With --db-setup seed, the generated database client inserts starter metadata when the database is empty.

Settings

With --settings json, settings persist to data/settings.json.

With --settings database, settings persist in SQLite. If Drizzle is enabled, the settings table is also represented in the Drizzle schema.

Window Chrome And Menu

With --window-style hidden-inset, the native window uses hidden inset chrome and the renderer includes a draggable header.

With --app-menu edit, src/bun/menu.ts installs native edit roles so common text shortcuts work.

Native Utilities

With --native-utils file-dialogs, the generated RPC surface includes openFileDialog.

With --native-utils clipboard, the generated RPC surface includes clipboard read, write, and clear requests.

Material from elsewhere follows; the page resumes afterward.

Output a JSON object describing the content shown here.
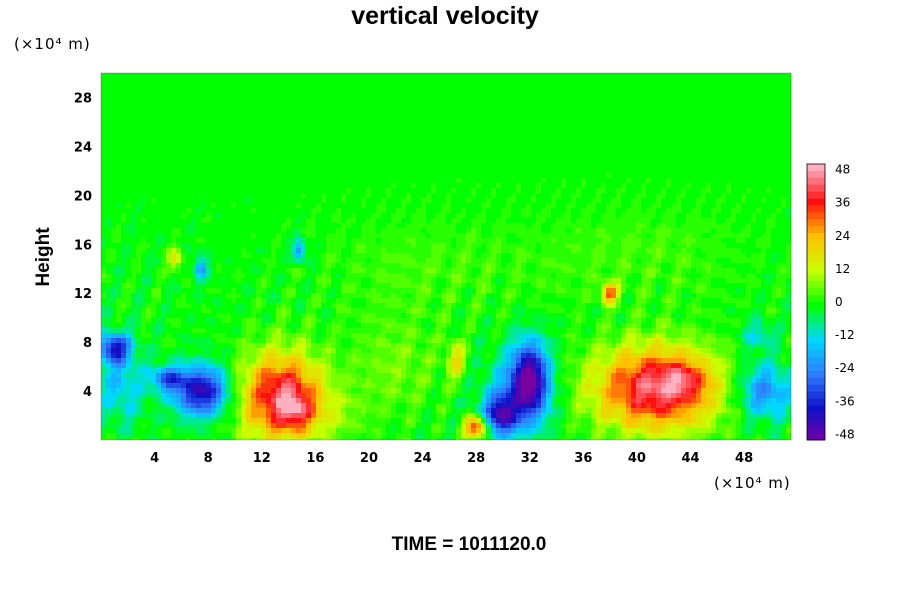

With --native-utils desktop-kit, both native utility examples are enabled.

Desktop Smoke Tests

With --testing desktop-smoke, tests/desktop-smoke.test.ts mocks electrobun/bun, imports the generated window code, creates the main window, and verifies launch options without opening a real OS window.

Installer Packaging

With --packaging installers, scripts/package-electrobun.ts wraps Electrobun's release artifacts with extra distribution formats. It copies Electrobun artifacts, reuses Electrobun's generated DMG on macOS, builds AppImage and deb packages on Linux, and builds an NSIS wrapper around Electrobun's Windows setup executable on Windows.

The generated packaging commands are:

bun run package:release
bun run package:linux
bun run package:mac
bun run package:windows

These commands expect non-dev Electrobun artifacts. Use package:release for a stable build, or run bun run build with a canary/stable build channel before a platform-specific packaging command. Linux AppImage packaging requires appimagetool, Linux deb packaging requires dpkg-deb, and Windows packaging requires makensis.

Manifest

ces.json is part of the project contract. Keep it in source control.

It records:

  • The generator version.
  • The exact reproducible command.
  • Project identifiers.
  • Selected stack fields.
  • Feature booleans used by create-electrobun-stack add.

Do not hand-edit ces.json unless you are intentionally repairing project metadata. Prefer the add command for supported feature growth.

Production Checklist

Before distributing an app generated by this stack:

  • Replace the starter UI and any demo RPC handlers you do not need.
  • Confirm electrobun.config.ts identifiers and app metadata.
  • Choose a build channel with --build-env or by editing the generated build script.
  • Choose build targets intentionally.
  • Run bun run typecheck, bun run lint, and bun test when present.
  • Run bun run build on the platform you are packaging for.
  • If --packaging installers is enabled, run the package command on the matching OS runner and inspect dist/installers.
  • Review local persistence paths and database behavior for your release model.

Troubleshooting

  • Bun version mismatch: install Bun >=1.3.0 and rerun the generated install command.
  • Node engine mismatch: use Node.js >=20.19.0 when running the published generator through npm or npx.
  • Electrobun platform support: run and package generated apps on a desktop OS supported by Electrobun.
  • Package manager install failures: rerun the generated install command shown in the README, then rerun typecheck and build.
  • Unsupported option combinations: rerun the generator or add command with a supported combination from Stack Options.